Tools

Safety Evaluation Tooling

ToolingEvaluationPythonLLM

Overview

Good safety research needs good evaluation infrastructure. I built tools for generating evaluation datasets, running safety assessments, and tracking model behavior over time.

My Role

I designed and implemented evaluation pipelines, from automatic question generation to result analysis and visualization.

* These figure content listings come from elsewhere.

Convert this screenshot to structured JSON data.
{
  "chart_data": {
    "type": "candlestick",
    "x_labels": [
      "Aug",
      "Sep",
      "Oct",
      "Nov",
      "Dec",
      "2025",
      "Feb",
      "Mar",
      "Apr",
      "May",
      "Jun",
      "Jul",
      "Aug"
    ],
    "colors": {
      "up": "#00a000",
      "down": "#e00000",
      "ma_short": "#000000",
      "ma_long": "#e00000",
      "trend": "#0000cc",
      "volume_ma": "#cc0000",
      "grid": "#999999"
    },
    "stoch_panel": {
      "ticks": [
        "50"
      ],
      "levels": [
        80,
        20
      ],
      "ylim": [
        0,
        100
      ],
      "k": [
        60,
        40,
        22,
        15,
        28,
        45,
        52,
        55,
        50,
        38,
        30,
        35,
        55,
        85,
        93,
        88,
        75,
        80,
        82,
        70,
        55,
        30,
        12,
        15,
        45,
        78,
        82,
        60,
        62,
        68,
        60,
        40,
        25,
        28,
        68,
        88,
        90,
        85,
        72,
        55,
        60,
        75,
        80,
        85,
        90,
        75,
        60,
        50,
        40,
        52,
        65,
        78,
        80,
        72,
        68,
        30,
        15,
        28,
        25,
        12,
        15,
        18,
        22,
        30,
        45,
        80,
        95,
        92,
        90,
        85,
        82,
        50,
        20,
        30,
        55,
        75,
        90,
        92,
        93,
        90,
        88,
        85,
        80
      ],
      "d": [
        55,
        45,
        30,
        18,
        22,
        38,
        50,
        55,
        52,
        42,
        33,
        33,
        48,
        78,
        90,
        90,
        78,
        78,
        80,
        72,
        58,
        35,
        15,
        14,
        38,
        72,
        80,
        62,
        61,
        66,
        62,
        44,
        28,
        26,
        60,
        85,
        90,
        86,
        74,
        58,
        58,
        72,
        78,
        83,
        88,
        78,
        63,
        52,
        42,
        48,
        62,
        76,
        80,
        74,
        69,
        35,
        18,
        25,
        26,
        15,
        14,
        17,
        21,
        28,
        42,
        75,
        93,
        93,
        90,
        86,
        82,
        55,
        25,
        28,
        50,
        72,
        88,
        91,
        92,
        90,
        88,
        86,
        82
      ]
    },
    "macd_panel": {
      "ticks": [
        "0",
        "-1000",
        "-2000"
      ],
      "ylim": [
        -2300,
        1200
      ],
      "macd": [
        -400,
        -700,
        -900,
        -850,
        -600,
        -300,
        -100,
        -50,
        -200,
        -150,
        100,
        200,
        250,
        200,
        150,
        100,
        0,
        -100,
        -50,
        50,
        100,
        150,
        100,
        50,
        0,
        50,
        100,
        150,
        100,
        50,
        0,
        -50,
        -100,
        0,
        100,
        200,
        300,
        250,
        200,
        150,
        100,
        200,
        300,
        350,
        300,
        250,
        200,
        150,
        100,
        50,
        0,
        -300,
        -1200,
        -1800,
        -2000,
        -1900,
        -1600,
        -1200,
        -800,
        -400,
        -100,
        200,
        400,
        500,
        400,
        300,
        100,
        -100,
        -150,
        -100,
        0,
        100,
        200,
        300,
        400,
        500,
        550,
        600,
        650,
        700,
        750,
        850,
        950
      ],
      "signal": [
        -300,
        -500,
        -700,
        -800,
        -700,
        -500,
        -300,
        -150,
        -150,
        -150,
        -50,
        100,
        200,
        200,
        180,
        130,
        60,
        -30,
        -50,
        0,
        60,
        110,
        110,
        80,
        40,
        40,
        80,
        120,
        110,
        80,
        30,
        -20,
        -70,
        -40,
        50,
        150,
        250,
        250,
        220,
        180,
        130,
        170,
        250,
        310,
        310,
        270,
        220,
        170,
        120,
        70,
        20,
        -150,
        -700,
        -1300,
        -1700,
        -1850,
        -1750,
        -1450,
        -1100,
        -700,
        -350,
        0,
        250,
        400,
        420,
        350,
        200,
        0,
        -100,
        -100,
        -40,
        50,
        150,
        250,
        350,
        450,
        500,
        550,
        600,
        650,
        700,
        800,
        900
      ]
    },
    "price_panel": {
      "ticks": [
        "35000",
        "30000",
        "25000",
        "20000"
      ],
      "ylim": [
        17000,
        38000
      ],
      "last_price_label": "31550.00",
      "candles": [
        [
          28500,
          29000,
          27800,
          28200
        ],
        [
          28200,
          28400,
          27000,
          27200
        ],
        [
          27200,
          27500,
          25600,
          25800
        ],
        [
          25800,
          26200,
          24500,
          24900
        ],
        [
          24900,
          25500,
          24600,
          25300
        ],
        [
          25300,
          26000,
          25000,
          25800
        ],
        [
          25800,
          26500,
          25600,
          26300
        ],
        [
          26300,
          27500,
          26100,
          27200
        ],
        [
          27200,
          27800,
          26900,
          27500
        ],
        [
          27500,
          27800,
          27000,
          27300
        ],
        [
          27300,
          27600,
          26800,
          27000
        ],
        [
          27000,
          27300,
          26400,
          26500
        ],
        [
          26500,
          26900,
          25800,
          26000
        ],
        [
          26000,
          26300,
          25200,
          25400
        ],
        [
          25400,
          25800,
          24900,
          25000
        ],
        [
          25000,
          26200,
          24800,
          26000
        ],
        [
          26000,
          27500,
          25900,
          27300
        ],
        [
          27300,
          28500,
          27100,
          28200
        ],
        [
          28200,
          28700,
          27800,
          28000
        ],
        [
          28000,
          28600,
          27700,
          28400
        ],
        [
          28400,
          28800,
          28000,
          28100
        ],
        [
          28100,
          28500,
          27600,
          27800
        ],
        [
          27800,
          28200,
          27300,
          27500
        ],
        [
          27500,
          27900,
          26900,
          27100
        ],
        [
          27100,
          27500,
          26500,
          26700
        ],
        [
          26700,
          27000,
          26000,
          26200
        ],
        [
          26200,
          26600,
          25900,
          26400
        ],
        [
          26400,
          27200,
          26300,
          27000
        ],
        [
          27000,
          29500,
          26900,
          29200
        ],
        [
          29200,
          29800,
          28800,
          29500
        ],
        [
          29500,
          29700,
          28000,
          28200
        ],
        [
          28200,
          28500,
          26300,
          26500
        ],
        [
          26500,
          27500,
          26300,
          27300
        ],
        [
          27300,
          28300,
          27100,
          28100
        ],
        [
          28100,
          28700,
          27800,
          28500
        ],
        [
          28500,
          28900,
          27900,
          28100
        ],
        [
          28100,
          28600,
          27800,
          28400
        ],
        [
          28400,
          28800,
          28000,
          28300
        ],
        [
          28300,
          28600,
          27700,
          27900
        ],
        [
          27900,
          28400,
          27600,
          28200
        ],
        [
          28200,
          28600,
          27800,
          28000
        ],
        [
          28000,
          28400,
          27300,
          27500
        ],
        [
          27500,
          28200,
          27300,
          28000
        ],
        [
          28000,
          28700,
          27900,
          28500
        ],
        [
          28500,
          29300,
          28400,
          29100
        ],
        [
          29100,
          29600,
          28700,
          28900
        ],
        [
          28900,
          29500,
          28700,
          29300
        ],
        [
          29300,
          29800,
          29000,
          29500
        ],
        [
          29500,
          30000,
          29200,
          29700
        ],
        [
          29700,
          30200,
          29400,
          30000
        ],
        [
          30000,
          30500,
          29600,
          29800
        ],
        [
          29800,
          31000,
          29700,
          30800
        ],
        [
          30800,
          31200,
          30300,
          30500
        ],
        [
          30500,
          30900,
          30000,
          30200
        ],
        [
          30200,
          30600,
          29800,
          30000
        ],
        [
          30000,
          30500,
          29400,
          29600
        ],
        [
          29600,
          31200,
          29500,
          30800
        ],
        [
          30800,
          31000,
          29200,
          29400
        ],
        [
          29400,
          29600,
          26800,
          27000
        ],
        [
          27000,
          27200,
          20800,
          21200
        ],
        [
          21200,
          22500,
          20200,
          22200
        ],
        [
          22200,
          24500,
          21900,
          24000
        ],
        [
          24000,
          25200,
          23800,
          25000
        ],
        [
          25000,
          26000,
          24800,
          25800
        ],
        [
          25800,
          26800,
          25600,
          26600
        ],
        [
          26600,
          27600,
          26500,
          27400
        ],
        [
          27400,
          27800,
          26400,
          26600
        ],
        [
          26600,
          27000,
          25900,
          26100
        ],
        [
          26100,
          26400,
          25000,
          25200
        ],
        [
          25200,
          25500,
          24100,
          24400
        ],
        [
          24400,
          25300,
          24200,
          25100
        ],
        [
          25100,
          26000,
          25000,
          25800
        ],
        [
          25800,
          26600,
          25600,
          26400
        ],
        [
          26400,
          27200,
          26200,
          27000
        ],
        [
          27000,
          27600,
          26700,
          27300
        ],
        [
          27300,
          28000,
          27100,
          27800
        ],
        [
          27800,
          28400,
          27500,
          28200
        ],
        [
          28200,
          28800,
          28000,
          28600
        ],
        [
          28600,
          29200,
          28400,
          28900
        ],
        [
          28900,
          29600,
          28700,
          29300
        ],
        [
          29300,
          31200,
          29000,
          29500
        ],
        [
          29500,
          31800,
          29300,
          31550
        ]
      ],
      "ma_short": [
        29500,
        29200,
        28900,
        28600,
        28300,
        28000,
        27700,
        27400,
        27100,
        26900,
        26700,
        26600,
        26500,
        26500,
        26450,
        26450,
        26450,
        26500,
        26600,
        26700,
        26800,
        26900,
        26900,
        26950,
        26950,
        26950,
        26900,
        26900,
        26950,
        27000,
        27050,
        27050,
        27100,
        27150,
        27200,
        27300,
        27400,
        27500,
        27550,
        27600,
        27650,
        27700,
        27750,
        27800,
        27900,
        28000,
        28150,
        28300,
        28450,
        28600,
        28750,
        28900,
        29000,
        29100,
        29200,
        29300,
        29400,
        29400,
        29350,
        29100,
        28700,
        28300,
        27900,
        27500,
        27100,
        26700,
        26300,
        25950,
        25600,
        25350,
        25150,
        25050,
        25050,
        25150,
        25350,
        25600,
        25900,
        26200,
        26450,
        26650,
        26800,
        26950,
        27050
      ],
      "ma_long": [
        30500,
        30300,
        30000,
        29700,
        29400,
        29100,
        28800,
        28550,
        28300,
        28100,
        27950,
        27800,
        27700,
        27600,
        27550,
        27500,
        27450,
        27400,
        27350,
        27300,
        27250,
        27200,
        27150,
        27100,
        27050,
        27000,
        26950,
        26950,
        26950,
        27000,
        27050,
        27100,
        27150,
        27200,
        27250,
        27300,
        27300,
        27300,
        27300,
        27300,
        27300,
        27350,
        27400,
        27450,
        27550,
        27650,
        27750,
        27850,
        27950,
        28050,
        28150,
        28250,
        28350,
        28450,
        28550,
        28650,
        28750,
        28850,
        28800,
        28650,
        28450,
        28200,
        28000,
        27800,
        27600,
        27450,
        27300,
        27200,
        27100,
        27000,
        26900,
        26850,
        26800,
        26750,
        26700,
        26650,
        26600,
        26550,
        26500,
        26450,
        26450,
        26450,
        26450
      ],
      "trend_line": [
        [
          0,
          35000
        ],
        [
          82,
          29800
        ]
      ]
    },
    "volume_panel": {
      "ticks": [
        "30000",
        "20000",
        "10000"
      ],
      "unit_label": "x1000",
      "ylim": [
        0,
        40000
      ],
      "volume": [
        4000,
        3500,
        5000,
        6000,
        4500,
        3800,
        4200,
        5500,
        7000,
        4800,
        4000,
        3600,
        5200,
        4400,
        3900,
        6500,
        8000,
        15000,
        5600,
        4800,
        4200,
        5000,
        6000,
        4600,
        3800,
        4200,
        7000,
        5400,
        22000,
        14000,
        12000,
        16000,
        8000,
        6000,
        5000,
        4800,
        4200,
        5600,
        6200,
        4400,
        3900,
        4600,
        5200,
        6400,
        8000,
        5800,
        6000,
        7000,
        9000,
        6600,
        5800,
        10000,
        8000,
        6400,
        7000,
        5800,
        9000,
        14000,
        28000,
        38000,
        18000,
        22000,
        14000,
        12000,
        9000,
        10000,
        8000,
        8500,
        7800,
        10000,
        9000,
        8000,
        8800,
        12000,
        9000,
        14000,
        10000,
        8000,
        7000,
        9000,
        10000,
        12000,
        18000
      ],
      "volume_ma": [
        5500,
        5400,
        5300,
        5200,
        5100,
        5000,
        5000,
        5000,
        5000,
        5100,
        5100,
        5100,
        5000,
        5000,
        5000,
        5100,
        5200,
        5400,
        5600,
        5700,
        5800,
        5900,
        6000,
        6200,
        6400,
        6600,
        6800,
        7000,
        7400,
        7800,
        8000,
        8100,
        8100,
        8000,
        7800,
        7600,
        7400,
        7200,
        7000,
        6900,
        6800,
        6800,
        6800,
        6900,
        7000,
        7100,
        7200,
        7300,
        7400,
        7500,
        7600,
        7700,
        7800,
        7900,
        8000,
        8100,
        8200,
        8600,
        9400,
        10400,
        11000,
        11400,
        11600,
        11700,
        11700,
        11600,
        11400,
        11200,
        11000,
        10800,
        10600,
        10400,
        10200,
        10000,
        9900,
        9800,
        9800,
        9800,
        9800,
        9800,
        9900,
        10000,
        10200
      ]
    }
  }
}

my actual thoughts (the honest version)

evaluation is the foundation of everything we do. how do you know if a model is safe? you test it. but testing at scale requires infrastructure. you can't manually check thousands of model outputs. so i built tools that: - generate evaluation questions automatically (using LLMs to test LLMs, yes it's very meta) - run evaluations across model versions - detect regressions in safety behavior - visualize where models are failing the meta-ness is real. we use claude to generate tests for claude. the models help us check themselves, in a structured way. the hardest part is writing evaluations that actually measure what you care about. it's easy to write tests that pass. it's hard to write tests that would catch the failures you're worried about. i now have opinions about evaluation design that would bore anyone who doesn't do this work.

What I Learned

•Good evals are harder to write than good code
•Automated evaluation scales; manual evaluation doesn't
•LLMs can help generate evaluations, but humans need to verify
•Regression testing for safety is as important as for features

Note: Used across Anthropic for pre-deployment safety assessments.

🔒 Specific technical details are confidential. This page shares what I can within NDA constraints.